De l’Est et du lever
Quelques pas dans la nuit, il est cinq heures déjà. L’univers offre ses premières lueurs, dessinant au loin un doux renouveau. Le jour déploie lentement ses timides couleurs pastels. Là-bas, les pêcheurs se tiennent prêts, silencieux, déterminés : trier la récolte, telle est la priorité. Maigre butin… Et les voilà repartis aussitôt à l’assaut des eaux capricieuses du matin. Leurs silhouettes flottantes, s’affairant à cueillir le poisson au pied du lit, contrastent avec le ciel lumineux en toile de fond.
Cette chorégraphie routinière fascine autant qu’elle englobe. Chacun a son rôle à jouer, sa place dans le décor. Que c’est merveilleux, de contempler le réveil du monde dans sa simplicité orchestrée. Sur cette île, même le plus petit bernard-l’ermite fascine tant il interprète son rôle à la perfection. Alors, les poissons à la peau luisante s’éloignent de leur cocon : l’heure est au défilé sur les immenses étales ensoleillées. Les réveils sonnent : l’Est s’est levé.

De l’Ouest et du coucher
À l’ouest, rien de nouveau. L’astre entamera bientôt sa lente descente, teignant l’horizon de flamboyantes nuances. Même cent fois admirées avec la plus intense des attentions, impossible de se lasser de ses représentations de fins de journées. Quand les familles se rassemblent, que les jeunes footballeurs se défoulent, tout semble alors si léger. Le soleil se couche, l’obscurité grappille du terrain, et pourtant, c’est là que la vie se révèle.
Pour peu que la soirée célèbre Poya (pleine lune bouddhiste), difficile de trouver meilleur endroit de communion. Tandis que l’air s’emplit de rires enfantins, certains se laissent bercer par la douceur du soir, dans les eaux encore tièdes du vaste océan. Mais l’heure est surtout à la méditation et à la prière, en commémoration d’un esprit omniprésent du nom de Bouddha. Celui qui orne les hauteurs, parsème les rues et rythme les existences.

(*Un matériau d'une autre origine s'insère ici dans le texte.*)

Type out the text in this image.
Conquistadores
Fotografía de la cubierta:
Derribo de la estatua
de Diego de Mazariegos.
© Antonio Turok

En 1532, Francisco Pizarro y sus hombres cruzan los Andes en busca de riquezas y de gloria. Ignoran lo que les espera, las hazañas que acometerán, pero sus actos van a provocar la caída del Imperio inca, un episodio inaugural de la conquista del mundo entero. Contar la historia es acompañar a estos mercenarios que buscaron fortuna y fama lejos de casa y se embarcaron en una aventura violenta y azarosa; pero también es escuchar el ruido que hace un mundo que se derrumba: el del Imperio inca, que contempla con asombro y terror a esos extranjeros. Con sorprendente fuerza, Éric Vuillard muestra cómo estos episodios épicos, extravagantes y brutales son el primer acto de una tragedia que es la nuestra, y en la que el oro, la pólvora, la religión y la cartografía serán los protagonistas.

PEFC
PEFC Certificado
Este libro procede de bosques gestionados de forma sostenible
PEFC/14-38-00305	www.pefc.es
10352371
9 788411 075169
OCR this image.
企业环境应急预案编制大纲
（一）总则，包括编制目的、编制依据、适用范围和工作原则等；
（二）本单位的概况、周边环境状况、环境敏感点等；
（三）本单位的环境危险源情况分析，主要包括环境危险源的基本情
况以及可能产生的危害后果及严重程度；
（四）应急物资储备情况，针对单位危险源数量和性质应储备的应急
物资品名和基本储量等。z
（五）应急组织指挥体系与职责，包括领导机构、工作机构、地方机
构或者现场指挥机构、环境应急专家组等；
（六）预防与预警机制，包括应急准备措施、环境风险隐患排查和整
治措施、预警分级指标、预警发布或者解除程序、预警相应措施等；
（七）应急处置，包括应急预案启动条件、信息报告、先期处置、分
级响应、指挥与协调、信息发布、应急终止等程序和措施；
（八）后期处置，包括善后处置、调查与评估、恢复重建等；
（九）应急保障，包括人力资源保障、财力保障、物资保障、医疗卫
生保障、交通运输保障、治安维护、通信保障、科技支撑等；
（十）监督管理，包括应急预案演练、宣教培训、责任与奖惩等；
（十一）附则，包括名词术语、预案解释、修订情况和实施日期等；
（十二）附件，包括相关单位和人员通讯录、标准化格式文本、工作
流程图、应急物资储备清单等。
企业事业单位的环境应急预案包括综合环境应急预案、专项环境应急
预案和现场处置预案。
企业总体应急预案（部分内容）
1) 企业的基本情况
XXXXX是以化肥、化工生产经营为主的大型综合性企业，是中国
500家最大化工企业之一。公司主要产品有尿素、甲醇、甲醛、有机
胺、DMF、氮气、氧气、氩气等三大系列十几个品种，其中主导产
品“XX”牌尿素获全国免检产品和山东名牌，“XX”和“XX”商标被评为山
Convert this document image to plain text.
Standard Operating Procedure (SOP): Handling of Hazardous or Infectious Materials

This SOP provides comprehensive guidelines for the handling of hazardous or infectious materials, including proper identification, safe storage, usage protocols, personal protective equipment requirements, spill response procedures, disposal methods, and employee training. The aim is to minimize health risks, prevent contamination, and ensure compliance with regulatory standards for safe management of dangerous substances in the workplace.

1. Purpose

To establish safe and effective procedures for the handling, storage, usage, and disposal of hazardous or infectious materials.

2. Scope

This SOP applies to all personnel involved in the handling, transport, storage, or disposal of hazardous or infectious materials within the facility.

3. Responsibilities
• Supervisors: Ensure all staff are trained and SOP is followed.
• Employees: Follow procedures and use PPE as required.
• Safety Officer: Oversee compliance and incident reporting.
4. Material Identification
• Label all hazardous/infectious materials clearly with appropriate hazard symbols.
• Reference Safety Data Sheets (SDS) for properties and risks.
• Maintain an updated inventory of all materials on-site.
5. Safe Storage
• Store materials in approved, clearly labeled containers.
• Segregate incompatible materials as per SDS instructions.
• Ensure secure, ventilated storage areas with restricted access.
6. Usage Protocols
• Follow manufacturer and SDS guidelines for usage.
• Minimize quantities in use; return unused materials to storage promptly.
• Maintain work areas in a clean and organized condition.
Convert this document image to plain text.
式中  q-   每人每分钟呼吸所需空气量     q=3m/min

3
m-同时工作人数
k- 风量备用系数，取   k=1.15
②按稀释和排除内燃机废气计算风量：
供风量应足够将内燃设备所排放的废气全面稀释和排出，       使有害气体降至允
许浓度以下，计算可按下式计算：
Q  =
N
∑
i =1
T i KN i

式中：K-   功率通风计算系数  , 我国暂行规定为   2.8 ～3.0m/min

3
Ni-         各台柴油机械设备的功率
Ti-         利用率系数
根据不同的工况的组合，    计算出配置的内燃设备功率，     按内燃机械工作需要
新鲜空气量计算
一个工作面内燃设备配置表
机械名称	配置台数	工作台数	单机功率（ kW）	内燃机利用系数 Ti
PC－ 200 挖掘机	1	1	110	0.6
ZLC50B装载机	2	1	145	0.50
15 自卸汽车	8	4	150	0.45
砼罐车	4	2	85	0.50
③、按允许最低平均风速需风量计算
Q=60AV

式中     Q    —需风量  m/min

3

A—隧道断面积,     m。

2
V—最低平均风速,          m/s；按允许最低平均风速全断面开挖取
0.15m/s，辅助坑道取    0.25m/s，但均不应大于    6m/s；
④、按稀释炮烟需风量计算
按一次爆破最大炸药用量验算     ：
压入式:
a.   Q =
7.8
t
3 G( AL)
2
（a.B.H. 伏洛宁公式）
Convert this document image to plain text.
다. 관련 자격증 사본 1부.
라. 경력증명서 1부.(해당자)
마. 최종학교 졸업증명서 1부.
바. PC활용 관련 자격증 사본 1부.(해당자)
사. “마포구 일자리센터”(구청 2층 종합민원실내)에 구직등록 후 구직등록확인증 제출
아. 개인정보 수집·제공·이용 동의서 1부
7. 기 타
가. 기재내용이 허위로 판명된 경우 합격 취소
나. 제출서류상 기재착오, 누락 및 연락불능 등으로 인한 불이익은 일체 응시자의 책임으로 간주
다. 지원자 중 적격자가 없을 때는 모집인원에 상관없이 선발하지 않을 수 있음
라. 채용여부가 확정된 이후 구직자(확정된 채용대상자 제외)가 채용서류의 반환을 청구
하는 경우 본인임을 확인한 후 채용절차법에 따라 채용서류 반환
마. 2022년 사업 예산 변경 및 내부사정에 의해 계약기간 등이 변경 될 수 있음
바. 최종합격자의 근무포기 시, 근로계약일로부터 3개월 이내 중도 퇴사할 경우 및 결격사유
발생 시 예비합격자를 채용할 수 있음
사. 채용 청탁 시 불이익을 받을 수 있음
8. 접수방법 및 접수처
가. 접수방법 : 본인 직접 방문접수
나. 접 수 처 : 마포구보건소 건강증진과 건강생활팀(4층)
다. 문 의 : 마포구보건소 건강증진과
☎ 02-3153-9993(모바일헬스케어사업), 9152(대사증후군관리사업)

Il est de ces instants où la magie opère sans invocation. On se sent faire partie de ce tout, tout en tâchant de conserver un recul nécessaire. Nous sommes blancs, ils le savent. Nous sommes touristes, ils le devinent. Pourtant, certains osent l’abordage et s’intéressent à l’exotisme. Nombreux sont ceux qui s’étonnent de ces étrangers résidants. Pourquoi venir habiter un pays où le ciel s’embrase pareillement tous les soirs ?
De ce qu’il y a entre les deux
Entre les deux mises en scène soignées du soleil, la vie s’étire dans une lente effervescence. Nul besoin de se presser (excepté, peut-être, lorsqu’on traverse une rue…). Même le train a appris sa leçon : il s’agite, bringuebalant, refusant la précipitation du monde. Le vent s’engouffre par les larges fenêtres, emportant les pensées au gré des paysages. Certains s’assoient aux entrées grandes ouvertes, jambes et regards suspendus dans le vide lent de l’instant.
Plus tard, un temple reprend le flambeau de l’émerveillement. L’esprit bouddhiste emplit les cœurs, même des moins croyants d’entre nous. Au son puissant des drums (tambours traditionnels) défile alors une étrange procession : femmes, hommes et enfants portent lotus, offrandes et encens. Les pas se font nus, les voix se font fines. La douceur du mouvement suspend hors du temps le moment. À cet instant, le pays tout entier paraît retenir son souffle.

Sri Lanka. Je vis au Sri Lanka. L’île, devenue lieu de vie le temps de quelques mois, impose son rythme particulier. Rien n’est acquis, tout est à réinventer. Chaque geste, chaque couleur, chaque sourire se comprend différemment selon l’instant. Les arcanes de cette terre semblent insaisissables, transformant jusqu’à la perception du temps. Ce qui semble alors durer une éternité s’égrène en réalité avec légèreté, à l’image de sable glissant entre les doigts. Chaque journée devient un fragment d’expérience, fragile et lumineux, dont il convient de prendre le plus grand soin.